Supper being over chessmen were brought, and the Sultan signed to me to know if I would play with him. I kissed the ground and laid my hand on my head to show that I was ready to show myself worthy of the honour. He beat me the first game, but I won the second and third, and seeing that this did not quite please I dashed off a verse by way of consolation.
The Sultan was so enchanted with all the talents of which I had given proof that he wished me to exhibit some of them to other people. So turning to the chief of the eunuchs he said, “Go and beg my daughter, Queen of Beauty, to come here. I will show her something she has never seen before.”
The chief of the eunuchs bowed and left the room, ushering in a few moments later the princess, Queen of Beauty. Her face was uncovered, but the moment she set foot in the room she threw her veil over her head. “Sire,” she said to her father, “what can you be thinking of to summon me like this into the presence of a man?”
“I do not understand you,” replied the Sultan. “There is nobody here but the eunuch, who is your own servant, the little slave, and myself, yet you cover yourself with your veil and reproach me for having sent for you, as if I had committed a crime.”
“Sire,” answered the princess, “I am right and you are wrong. This monkey is really no monkey at all, but a young prince who has been turned into a monkey by the wicked spells of a genius, son of the daughter of Eblis.”
As will be imagined, these words took the Sultan by surprise, and he looked at me to see how I should take the statement of the princess. As I was unable to speak, I placed my hand on my head to show that it was true.
“But how do you know this, my daughter?” asked he.
“Sire,” replied Queen of Beauty, “the old lady who took care of me in my childhood was an accomplished magician, and she taught me seventy rules of her art, by means of which I could, in the twinkling of an eye, transplant your capital into the middle of the ocean. Her art likewise teaches me to recognise at first sight all persons who are enchanted, and tells me by whom the spell was wrought.”
“My daughter,” said the Sultan, “I really had no idea you were so clever.”
“Sire,” replied the princess, “there are many out-of-the-way things it is as well to know, but one should never boast of them.”
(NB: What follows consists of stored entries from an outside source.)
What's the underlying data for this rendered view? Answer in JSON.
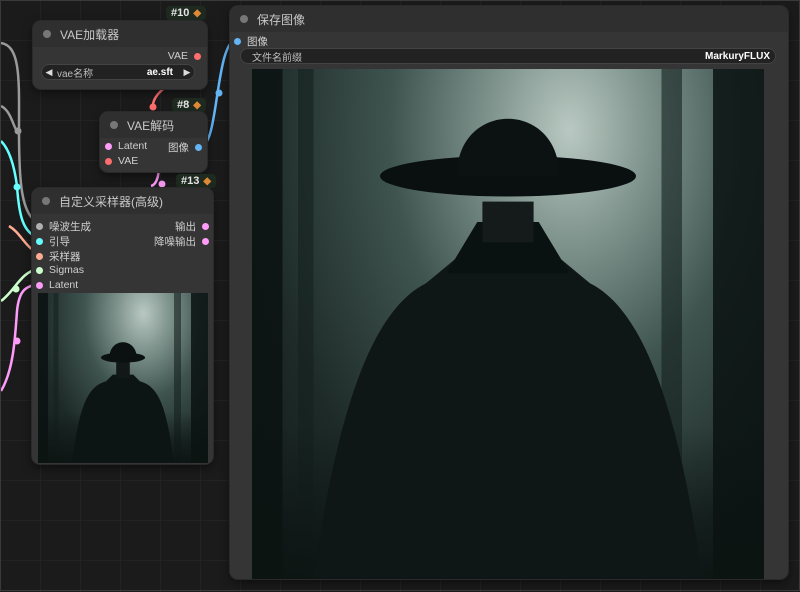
{
  "nodes": {
    "vae_loader": {
      "id_badge": "#10",
      "title": "VAE加载器",
      "output_label": "VAE",
      "widget": {
        "label": "vae名称",
        "value": "ae.sft"
      }
    },
    "vae_decode": {
      "id_badge": "#8",
      "title": "VAE解码",
      "inputs": [
        "Latent",
        "VAE"
      ],
      "output_label": "图像"
    },
    "sampler": {
      "id_badge": "#13",
      "title": "自定义采样器(高级)",
      "inputs": [
        "噪波生成",
        "引导",
        "采样器",
        "Sigmas",
        "Latent"
      ],
      "outputs": [
        "输出",
        "降噪输出"
      ]
    },
    "save_image": {
      "title": "保存图像",
      "input_label": "图像",
      "widget": {
        "label": "文件名前缀",
        "value": "MarkuryFLUX"
      }
    }
  },
  "colors": {
    "vae": "#ff6e6e",
    "latent": "#ff9cf9",
    "image": "#64b5f6",
    "noise": "#b0b0b0",
    "guider": "#66ffff",
    "sampler": "#ffab91",
    "sigmas": "#cdffcd"
  },
  "icons": {
    "badge_icon": "fox-icon",
    "arrow_left": "triangle-left-icon",
    "arrow_right": "triangle-right-icon"
  }
}
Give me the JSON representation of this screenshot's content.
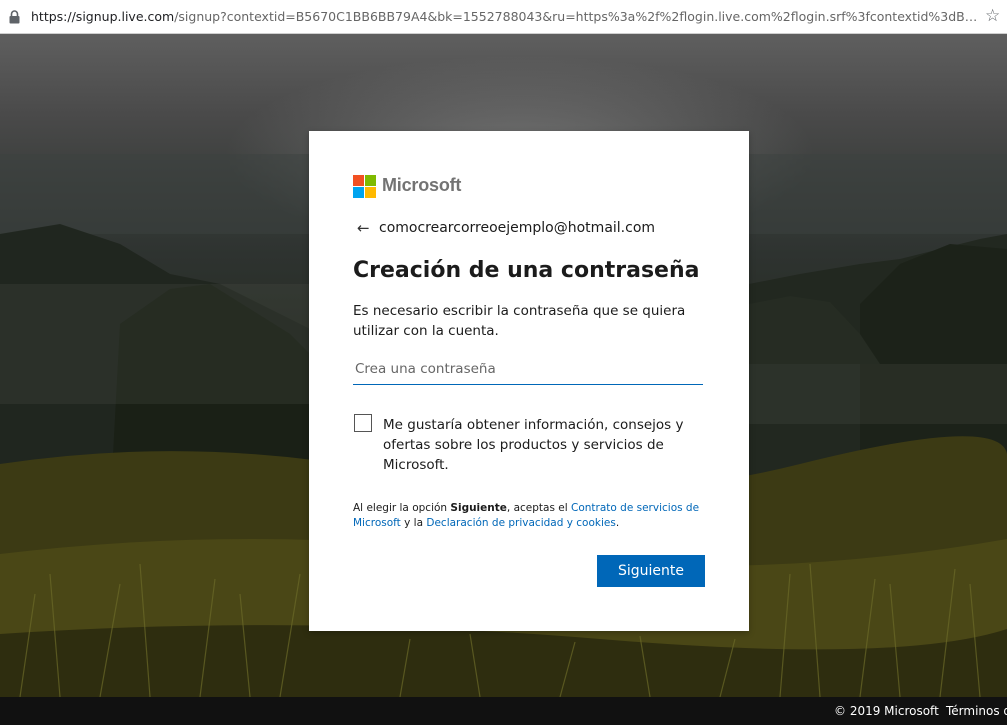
{
  "browser": {
    "url_host": "https://signup.live.com",
    "url_rest": "/signup?contextid=B5670C1BB6BB79A4&bk=1552788043&ru=https%3a%2f%2flogin.live.com%2flogin.srf%3fcontextid%3dB56..."
  },
  "signup": {
    "brand": "Microsoft",
    "logo_colors": [
      "#f25022",
      "#7fba00",
      "#00a4ef",
      "#ffb900"
    ],
    "back_arrow": "←",
    "email": "comocrearcorreoejemplo@hotmail.com",
    "title": "Creación de una contraseña",
    "description": "Es necesario escribir la contraseña que se quiera utilizar con la cuenta.",
    "password_placeholder": "Crea una contraseña",
    "password_value": "",
    "checkbox_checked": false,
    "checkbox_label": "Me gustaría obtener información, consejos y ofertas sobre los productos y servicios de Microsoft.",
    "legal": {
      "part1": "Al elegir la opción ",
      "bold": "Siguiente",
      "part2": ", aceptas el ",
      "link1": "Contrato de servicios de Microsoft",
      "part3": " y la ",
      "link2": "Declaración de privacidad y cookies",
      "part4": "."
    },
    "next_button": "Siguiente"
  },
  "footer": {
    "copyright": "© 2019 Microsoft",
    "terms": "Términos d"
  },
  "colors": {
    "accent": "#0067b8"
  }
}
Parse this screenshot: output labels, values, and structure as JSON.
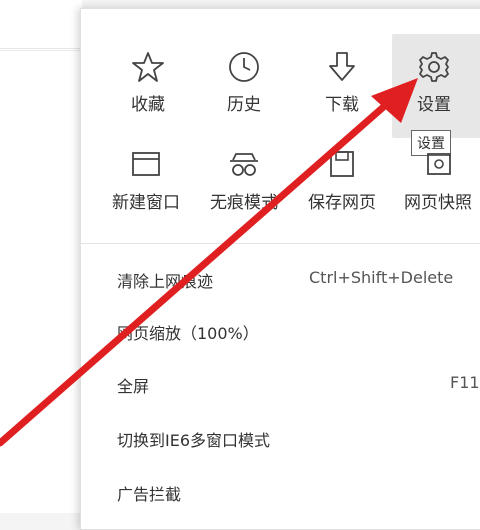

“Well,” asked the Sultan, “can you tell me what must be done to disenchant the young prince?”
“Certainly; and I can do it.”
“Then restore him to his former shape,” cried the Sultan. “You could give me no greater pleasure, for I wish to make him my grand-vizir, and to give him to you for your husband.”
“As your Highness pleases,” replied the princess.
Queen of Beauty rose and went to her chamber, from which she fetched a knife with some Hebrew words engraven on the blade. She then desired the Sultan, the chief of the eunuchs, the little slave, and myself to descend into a secret court of the palace, and placed us beneath a gallery which ran all round, she herself standing in the centre of the court. Here she traced a large circle and in it wrote several words in Arab characters.
When the circle and the writing were finished she stood in the middle of it and repeated some verses from the Koran. Slowly the air grew dark, and we felt as if the earth was about to crumble away, and our fright was by no means diminished at seeing the genius, son of the daughter of Eblis, suddenly appear under the form of a colossal lion.
“Dog,” cried the princess when she first caught sight of him, “you think to strike terror into me by daring to present yourself before me in this hideous shape.”
“And you,” retorted the lion, “have not feared to break our treaty that engaged solemnly we should never interfere with each other.”
“Accursed genius!” exclaimed the princess, “it is you by whom that treaty was first broken.”